Vorwürfe gegen CSU-Generalsekretär Dr. Huber: „Dicke“ Plagiate vermutet

Der Plagiateforscher fand zudem heraus, dass Huber beim Verfassen seiner Doktorarbeit auch aus der eigenen Magisterarbeit abgeschrieben hat – wobei die drei beanstandeten Textpassagen ursprünglich aber aus einem Buch des Sozialwissenschaftlers Wolfgang Hartenstein stammen.

Als Zenthöfer seine Plagiatsvorwürfe im Mai erstmals öffentlich machte, konnte er auf 26 Seiten von Hubers Doktorarbeit insgesamt 25 Zitate ohne oder mit falscher Quellenangabe nachweisen. Mittlerweile hat der Plagiatejäger seine Analyse fortgeschrieben und 20 weitere Stellen gefunden, wo Huber sich aus anderen Werken ohne hinreichende Belege bedient habe. Die Analyse liegt unserer Zeitung vor. Selbst den einstigen ZDF-Historiker Guido Knopp hat Huber demnach nicht ordentlich zitiert. Zenthöfer ist allerdings noch nicht ganz fertig – gerade am Ende der Dissertation, so der Forscher zu unserer Zeitung, vermute er noch „dicke“ Plagiate.

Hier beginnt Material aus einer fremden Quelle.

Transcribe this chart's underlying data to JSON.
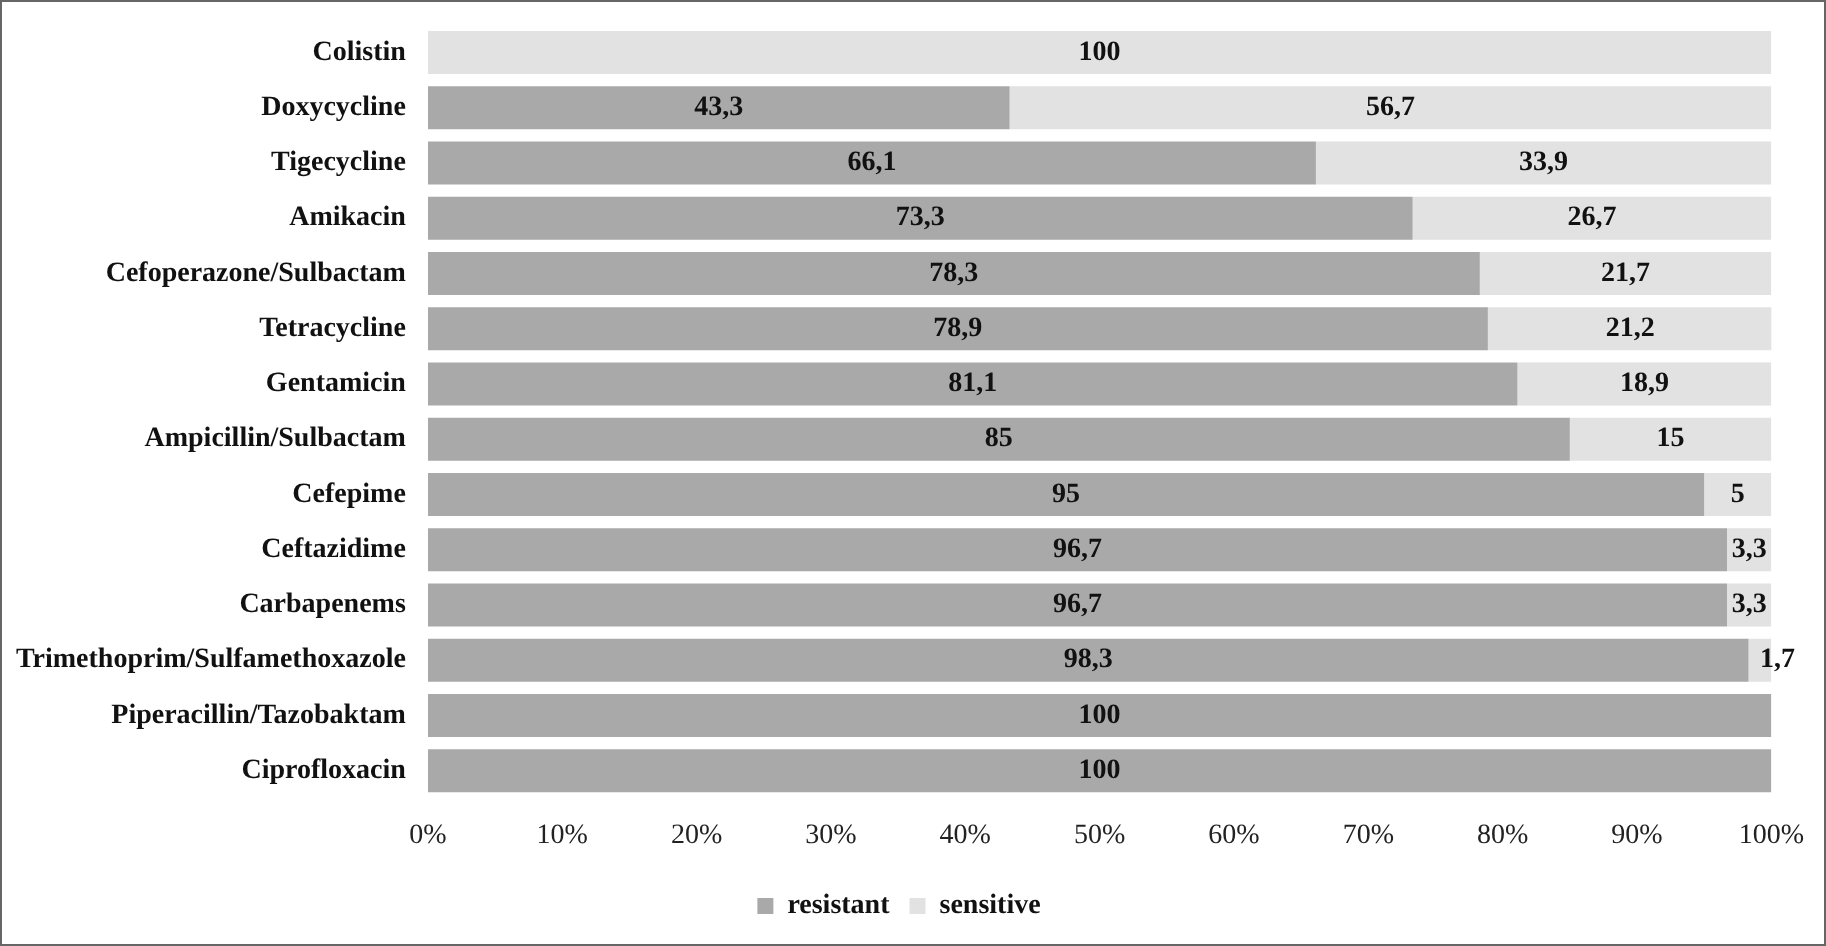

Gespannt darf man sein, wie der Promotionsausschuss mit diesen Erkenntnissen umgeht – und ob Huber Doktor bleiben kann. Nach der Promotionsordnung ist eine Aberkennung des Doktorgrades nur maximal fünf Jahre nach Abgabe der Arbeit möglich. Diese Frist ist längst verstrichen.